Martires told the budget hearing that there is no need to submit receipts to the COA because the submission of a certification that Confidential Funds (CF) were spent for investigation purposes would suffice.
Castro, however, said COA’s Joint Circular 2015-01 (“Guidelines on the Entitlement, Release, Use, Reporting and Audit of Confidential and/or Intelligence Funds”) mandates strict reporting requirements on the use of Confidential Funds.
This includes: “Disbursements from CF shall be supported with documentary evidence of payment, among others, which shall be submitted to the ICFAU in a sealed envelope signed by the SDO.”
ICFAU is the Intelligence and Confidential Fund Audit Unit, the Special Commission on Audit unit in charge of auditing CF and IF. The SDO (Special Disbursing Officer) is the Head of the Agency or their designated employee accountable for and in charge of the disbursement of the CF.
Furthermore, Castro said receipts and other documentary evidence of payments are part of the requirements in support of certifications and liquidation reports to be submitted to COA as proof that the agency’s CF was used as intended under the law.

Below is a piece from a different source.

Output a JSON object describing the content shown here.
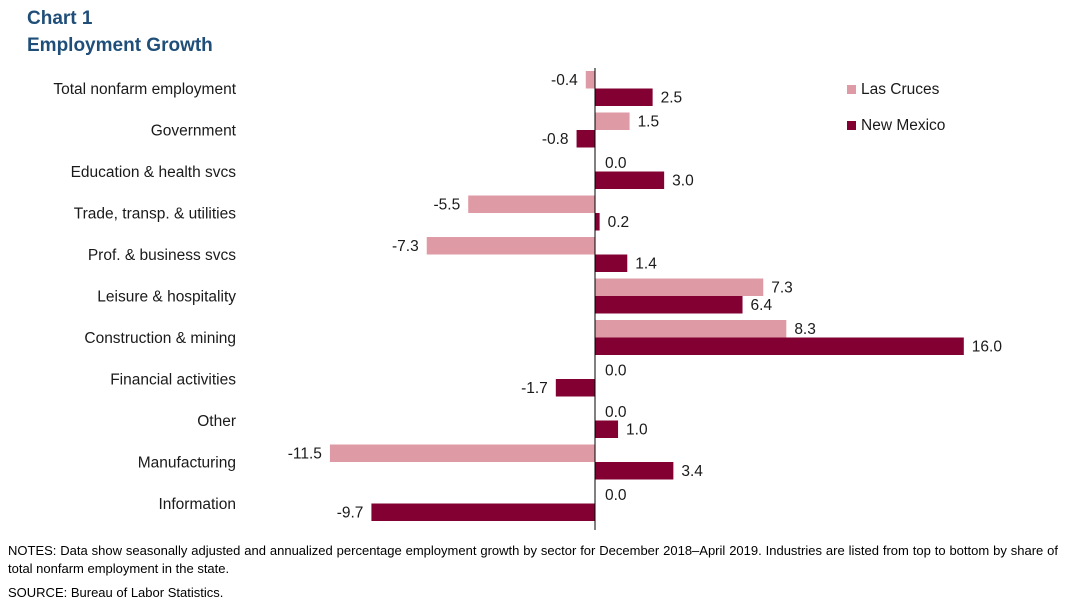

“Mere issuance of a certification without details and supporting documents does not suffice,” said Castro. “Since he took office in 2018, Ombudsman Martires has spent P88,778,000 in confidential funds. We are appalled that, by his own admission, he has not properly liquidated this huge amount in accordance with the procedures required by law.”
Castro noted that for 2023, the Ombudsman has an appropriation of P31,000,000 for confidential funds while it is proposing an increase to P51.468 million in 2024.
She also pointed out that the Joint Circular states that: “Failure of the AO (Accountable Officer) to liquidate any public funds for which he is accountable, upon demand by any duly authorized officer, shall be prima facie evidence that he has put such missing funds or property to personal use and benefit.”
The militant lawmaker said such casual admission before the committee on appropriations by the Ombudsman himself, “sends the message that, in his view, he can do so with impunity.
“This is truly alarming considering that the Ombudsman himself who is supposed to guard against abuse and corruption of government officials himself does not liquidate his confidential funds and says that it is impossible to do so because of the confidential nature of the funds. This is an unacceptable justification since the JC itself provides the special audit procedures precisely in order to address such operational security concerns. If Ombudsman Martires did indeed fail to properly liquidate his P88.7 million in confidential funds in the past five years, Castro said, “then COA needs to do some explaining.
“Have they ever flagged his self-admitted failure to comply? If they have not and simply let this pass, then the so-called auditing safeguards are a sham and high officials entrusted with Confidential Funds can abuse these with impunity,” she said. “If the Ombudsman can openly flout the legal requirement on Confidential Funds, then how about the other agencies that also have them?”